The offering arrives as Goldman Sachs projects 2026 IPO proceeds could reach $160 billion—a quadrupling from 2025—driven by SpaceX, OpenAI, and Anthropic, according to IndMoney. The clustering of deep-tech listings tests whether public markets will absorb capital-intensive, loss-making infrastructure plays at unprecedented scale.

Andres Sheppard, analyst at Cantor Fitzgerald, observed that “the SpaceX IPO is drawing more investors and attention to other well positioned companies in the space industry.” Peter Andersen of Andersen Capital Management noted the listing “has acted as a lens to focus the investment community on space travel and related support systems.”

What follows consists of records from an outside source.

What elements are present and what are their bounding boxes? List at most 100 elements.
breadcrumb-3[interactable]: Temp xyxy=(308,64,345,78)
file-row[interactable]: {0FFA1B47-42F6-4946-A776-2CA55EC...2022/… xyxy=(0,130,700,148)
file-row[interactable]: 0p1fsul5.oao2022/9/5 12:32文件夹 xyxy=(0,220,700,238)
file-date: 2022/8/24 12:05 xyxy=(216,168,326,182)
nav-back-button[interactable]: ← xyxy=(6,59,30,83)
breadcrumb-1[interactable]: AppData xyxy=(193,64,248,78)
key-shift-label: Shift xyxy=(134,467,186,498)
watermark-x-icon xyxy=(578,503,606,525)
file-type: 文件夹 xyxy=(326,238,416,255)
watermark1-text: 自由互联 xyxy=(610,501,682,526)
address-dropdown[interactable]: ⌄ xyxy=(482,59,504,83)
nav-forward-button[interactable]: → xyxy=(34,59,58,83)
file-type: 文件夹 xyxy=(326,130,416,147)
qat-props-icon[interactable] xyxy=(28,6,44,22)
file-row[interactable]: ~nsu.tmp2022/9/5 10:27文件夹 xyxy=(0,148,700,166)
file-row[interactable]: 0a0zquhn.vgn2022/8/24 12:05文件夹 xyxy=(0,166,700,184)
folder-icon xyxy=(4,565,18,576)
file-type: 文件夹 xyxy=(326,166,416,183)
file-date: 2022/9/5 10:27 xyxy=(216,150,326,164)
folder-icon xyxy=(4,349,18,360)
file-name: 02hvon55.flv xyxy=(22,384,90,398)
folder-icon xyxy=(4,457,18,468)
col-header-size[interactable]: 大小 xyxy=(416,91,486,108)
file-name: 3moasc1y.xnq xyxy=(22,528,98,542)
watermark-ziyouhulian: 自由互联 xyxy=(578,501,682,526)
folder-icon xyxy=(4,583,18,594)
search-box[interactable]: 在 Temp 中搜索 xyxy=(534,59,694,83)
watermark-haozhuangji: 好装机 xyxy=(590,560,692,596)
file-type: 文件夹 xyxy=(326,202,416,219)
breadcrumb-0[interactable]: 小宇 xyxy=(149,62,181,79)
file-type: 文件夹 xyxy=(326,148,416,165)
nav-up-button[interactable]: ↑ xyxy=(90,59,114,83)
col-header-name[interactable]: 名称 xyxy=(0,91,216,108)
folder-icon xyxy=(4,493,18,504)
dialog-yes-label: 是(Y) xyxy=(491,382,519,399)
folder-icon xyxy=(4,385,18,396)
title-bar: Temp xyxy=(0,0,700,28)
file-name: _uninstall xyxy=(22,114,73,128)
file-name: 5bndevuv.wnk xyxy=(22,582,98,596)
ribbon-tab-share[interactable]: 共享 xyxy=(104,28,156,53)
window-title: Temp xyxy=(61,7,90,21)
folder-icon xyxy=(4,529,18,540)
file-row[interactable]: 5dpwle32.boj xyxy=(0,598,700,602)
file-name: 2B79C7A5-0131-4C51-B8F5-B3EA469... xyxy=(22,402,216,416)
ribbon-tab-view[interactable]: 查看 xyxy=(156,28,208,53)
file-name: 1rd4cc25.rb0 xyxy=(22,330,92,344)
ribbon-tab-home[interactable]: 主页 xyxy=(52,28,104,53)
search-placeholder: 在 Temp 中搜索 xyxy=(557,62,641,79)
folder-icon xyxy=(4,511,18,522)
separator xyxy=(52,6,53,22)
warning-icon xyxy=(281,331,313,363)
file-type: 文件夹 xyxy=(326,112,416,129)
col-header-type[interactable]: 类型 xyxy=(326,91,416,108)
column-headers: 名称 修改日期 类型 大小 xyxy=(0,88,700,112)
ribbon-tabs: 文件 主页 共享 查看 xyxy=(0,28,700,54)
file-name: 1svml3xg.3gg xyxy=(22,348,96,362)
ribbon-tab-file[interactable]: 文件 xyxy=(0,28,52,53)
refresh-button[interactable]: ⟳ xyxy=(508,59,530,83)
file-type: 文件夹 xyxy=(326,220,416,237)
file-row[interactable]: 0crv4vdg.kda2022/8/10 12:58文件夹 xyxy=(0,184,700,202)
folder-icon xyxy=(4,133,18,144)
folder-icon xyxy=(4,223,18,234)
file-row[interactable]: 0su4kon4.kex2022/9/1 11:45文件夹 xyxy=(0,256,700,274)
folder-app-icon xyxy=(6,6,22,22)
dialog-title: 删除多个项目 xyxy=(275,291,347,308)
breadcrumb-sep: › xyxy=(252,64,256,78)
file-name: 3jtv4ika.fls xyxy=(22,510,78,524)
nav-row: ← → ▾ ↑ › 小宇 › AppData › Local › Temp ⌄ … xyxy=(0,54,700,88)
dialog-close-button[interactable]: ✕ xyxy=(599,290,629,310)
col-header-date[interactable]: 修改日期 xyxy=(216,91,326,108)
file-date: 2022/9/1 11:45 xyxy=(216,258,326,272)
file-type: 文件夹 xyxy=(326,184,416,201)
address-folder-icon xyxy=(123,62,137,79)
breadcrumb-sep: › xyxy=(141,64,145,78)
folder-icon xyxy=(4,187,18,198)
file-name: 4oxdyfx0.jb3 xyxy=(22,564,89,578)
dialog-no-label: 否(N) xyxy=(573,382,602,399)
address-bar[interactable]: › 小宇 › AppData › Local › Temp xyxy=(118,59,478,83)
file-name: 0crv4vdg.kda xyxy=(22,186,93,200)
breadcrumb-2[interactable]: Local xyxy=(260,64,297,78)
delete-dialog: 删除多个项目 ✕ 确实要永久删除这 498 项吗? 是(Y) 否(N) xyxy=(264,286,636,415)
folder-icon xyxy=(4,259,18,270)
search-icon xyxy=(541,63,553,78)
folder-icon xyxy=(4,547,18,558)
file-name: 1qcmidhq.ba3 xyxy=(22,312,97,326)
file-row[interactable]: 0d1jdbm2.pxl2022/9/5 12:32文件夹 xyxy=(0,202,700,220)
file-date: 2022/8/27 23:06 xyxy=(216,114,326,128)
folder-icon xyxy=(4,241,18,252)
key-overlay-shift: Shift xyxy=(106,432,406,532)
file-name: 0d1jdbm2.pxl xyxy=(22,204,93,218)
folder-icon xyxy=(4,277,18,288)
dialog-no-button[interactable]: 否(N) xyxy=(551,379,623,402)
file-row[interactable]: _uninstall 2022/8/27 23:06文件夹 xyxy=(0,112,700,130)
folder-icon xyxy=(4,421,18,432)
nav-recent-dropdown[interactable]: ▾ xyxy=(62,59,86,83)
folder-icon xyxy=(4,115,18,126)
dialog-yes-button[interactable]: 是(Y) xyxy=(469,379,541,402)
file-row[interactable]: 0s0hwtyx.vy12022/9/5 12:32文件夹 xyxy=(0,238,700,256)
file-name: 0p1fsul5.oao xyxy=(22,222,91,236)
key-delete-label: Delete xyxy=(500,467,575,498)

The commercial validation extends beyond equity markets. American Airlines announced plans on May 26 to install Starlink on 500-plus Airbus aircraft, joining United, Southwest, Qatar Airways, Lufthansa, British Airways, and Alaska as airline partners, per TechCrunch.

SpaceX vs. Largest Prior IPOs
Company Year Amount Raised Valuation
Saudi Aramco 2019 $29.4B $1.7T
Alibaba 2014 $25.0B $231B
SoftBank 2018 $23.5B $59B
SpaceX (target) 2026 $75B $1.75–2T

What to Watch

Starship Flight 12 execution before the June 12 listing will influence first-day sentiment, as will any supplemental S-1 filings during the roadshow period. Institutional allocation versus retail demand will signal whether deep-tech infrastructure can sustain trillion-dollar valuations at current loss rates. Chinese commercial space IPO timelines—particularly LandSpace’s mid-year target—will indicate whether geopolitical competition accelerates or stalls. Post-lockup insider selling beginning September 2026 could test market depth for what would be the largest secondary supply event in equity market history. Finally, Q2 2026 earnings released during the lockup period will reveal whether AI infrastructure spending continues at $10 billion quarterly run rates or begins moderating as orbital compute infrastructure comes online.